By Paresh Dave and Nivedita Balu
(Reuters) -Google parent Alphabet Inc on Tuesday reported first-quarter revenue below expectations as YouTube sharply missed Wall Street targets and ad sales were pressured by supply-chain and inflation concerns and the war in Ukraine.
The world’s largest provider of search and video ads has been a big winner of the shift to online commerce over the past two years, but the results suggest it is struggling in the latest economic phase of the pandemic, which is bringing elevated interest rates, higher transport costs and shortages of products from couches to cars to infant formula.
Alphabet shares were down 6.5% in after-hours trading.
“Alphabet has been seen as one of the most insulated companies in the advertising space relative to peers, but sometimes you can still own the best house in the worst neighborhood,” said David Wagner, portfolio manager at Aptus Capital Advisors.
YouTube advertising sales of $6.9 billion missed Wall Street’s target of $7.5 billion, according to Factset.
Google’s chief business officer, Philipp Schindler, said YouTube direct response ads grew more moderately during the quarter.
Alphabet said first-quarter sales were $68.01 billion, 23% higher than last year but below the average estimate of $68.1 billion among financial analysts tracked by Refinitiv, its first miss since the fourth quarter of 2019 before the pandemic. Alphabet’s total costs also increased 23%.
Analysts said Google’s ad sales were in line with expectations overall, but that YouTube’s advertising growth was less than expected. Cloud sales grew at a slower pace than a quarter ago, and Google’s “other” revenue, which includes app, hardware and subscription sales, were $6.8 billion, below estimates of $7.3 billion.
Last week, Snap Inc warned that inflation, labor shortages and other economic challenges could pressure ad revenue.
Facebook parent Meta Platforms Inc, the second-biggest online advertising platform with an expected 21.4% share of the global market in 2022, reports earnings on Wednesday. Its shares fell 3.3% on Tuesday after Alphabet’s results.
Google is expected to grab 29%, or the leading share, of the $602 billion global online ad market in 2022, at least the 12th straight year it has been on top, according to Insider Intelligence.
Product changes by Google to resolve antitrust concerns and rising competition from companies such as Amazon.com Inc and ByteDance’s TikTok are chipping away at ad sales. Google also cut advertising offerings and other services in Russia following the invasion of Ukraine during the first quarter.

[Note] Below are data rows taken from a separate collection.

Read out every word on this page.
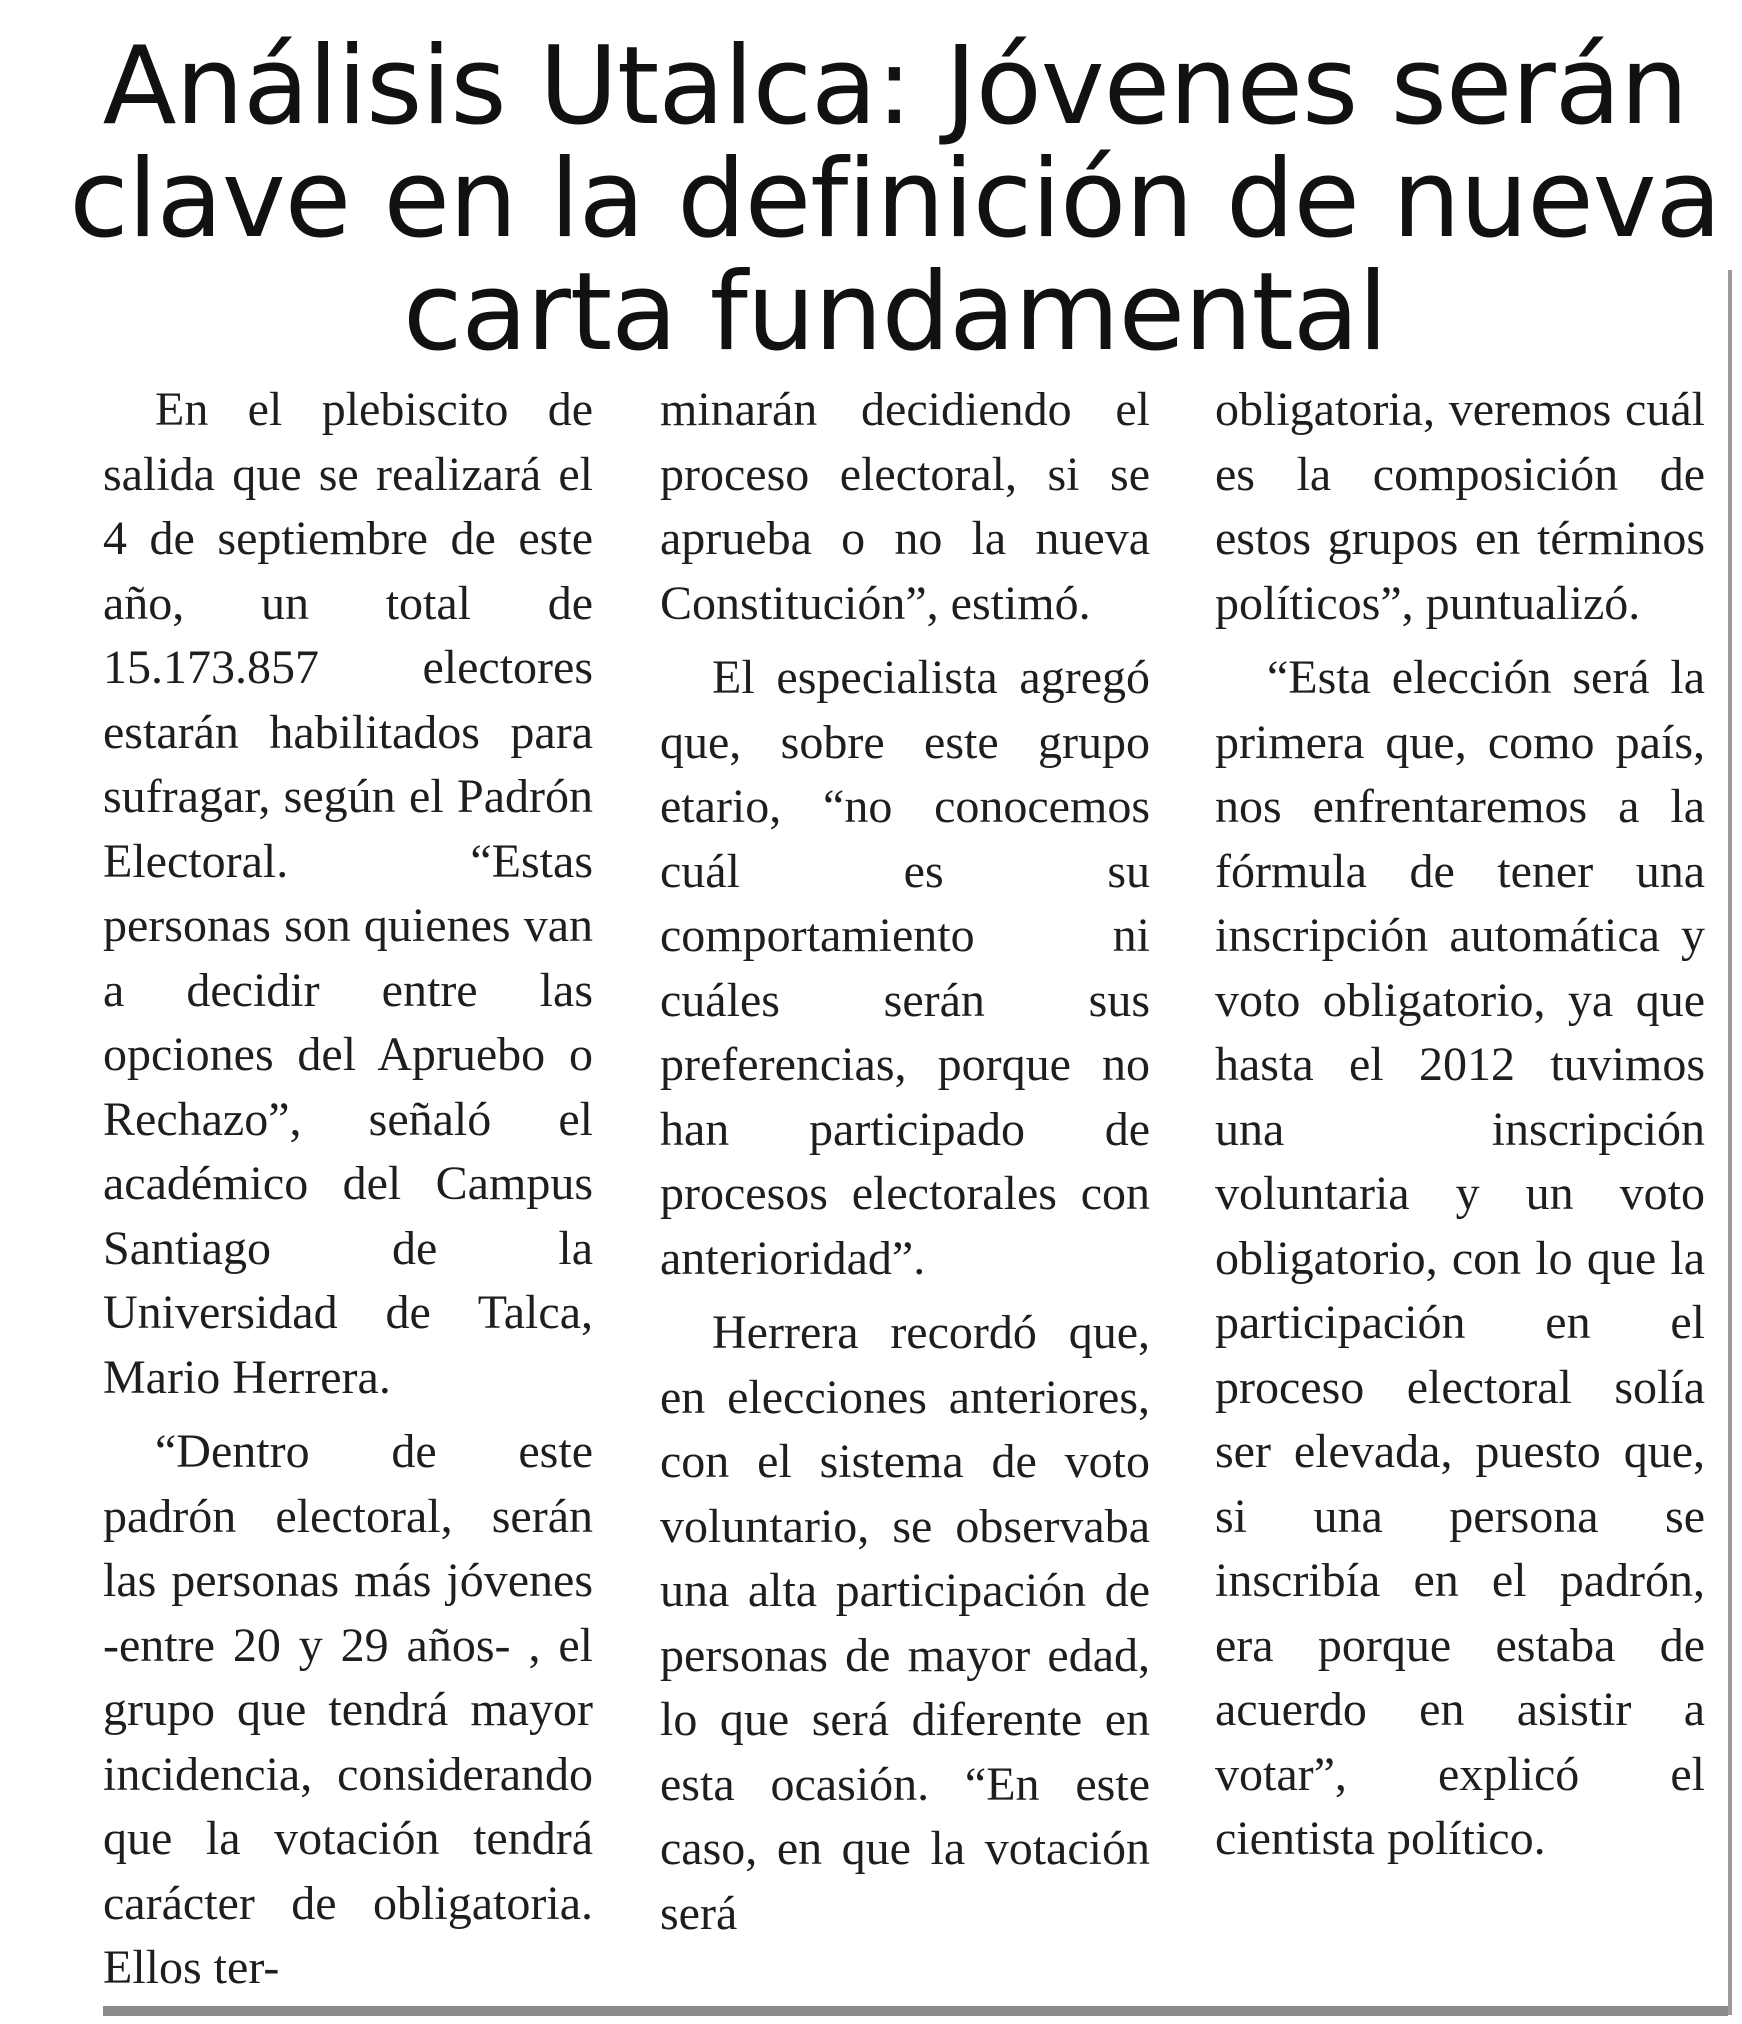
Análisis Utalca: Jóvenes serán
clave en la definición de nueva
carta fundamental

En el plebiscito de salida que se realizará el 4 de septiembre de este año, un total de 15.173.857 electores estarán habilitados para sufragar, según el Padrón Electoral. “Estas personas son quienes van a decidir entre las opciones del Apruebo o Rechazo”, señaló el académico del Campus Santiago de la Universidad de Talca, Mario Herrera.

“Dentro de este padrón electoral, serán las personas más jóvenes -entre 20 y 29 años- , el grupo que tendrá mayor incidencia, considerando que la votación tendrá carácter de obligatoria. Ellos ter-

minarán decidiendo el proceso electoral, si se aprueba o no la nueva Constitución”, estimó.

El especialista agregó que, sobre este grupo etario, “no conocemos cuál es su comportamiento ni cuáles serán sus preferencias, porque no han participado de procesos electorales con anterioridad”.

Herrera recordó que, en elecciones anteriores, con el sistema de voto voluntario, se observaba una alta participación de personas de mayor edad, lo que será diferente en esta ocasión. “En este caso, en que la votación será

obligatoria, veremos cuál es la composición de estos grupos en términos políticos”, puntualizó.

“Esta elección será la primera que, como país, nos enfrentaremos a la fórmula de tener una inscripción automática y voto obligatorio, ya que hasta el 2012 tuvimos una inscripción voluntaria y un voto obligatorio, con lo que la participación en el proceso electoral solía ser elevada, puesto que, si una persona se inscribía en el padrón, era porque estaba de acuerdo en asistir a votar”, explicó el cientista político.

Still, travel and entertainment advertisers are ramping up again, and it is better positioned than rivals to withstand economic shocks because Google’s advertising tools tend to be among the last abandoned by advertisers as they are well known, easy to use and reach more users than alternatives.
Quarterly profit was $16.44 billion, or $24.62 per share, missing expectations of $25.76 per share.
Though Alphabet shares were down over 17% this year entering Tuesday, they have risen nearly 90% over the past two years.
Alphabet bought back over $81 billion in shares over the last two years and on Tuesday said its board had authorized an additional $70 billion in repurchases.
High on the list of risks faced by the company are numerous lawsuits and investigations into whether Google has engaged in anticompetitive conduct through its advertising and other businesses.
The newest scrutiny has been on its pending $5.4 billion acquisition of cybersecurity services provider Mandiant, which the U.S. Department of Justice is reviewing closely. Google has said it still expects to close the deal this year.
Google Cloud, the unit that would contain Mandiant, increased revenue in the first quarter by 44% compared with a year ago to $5.82 billion.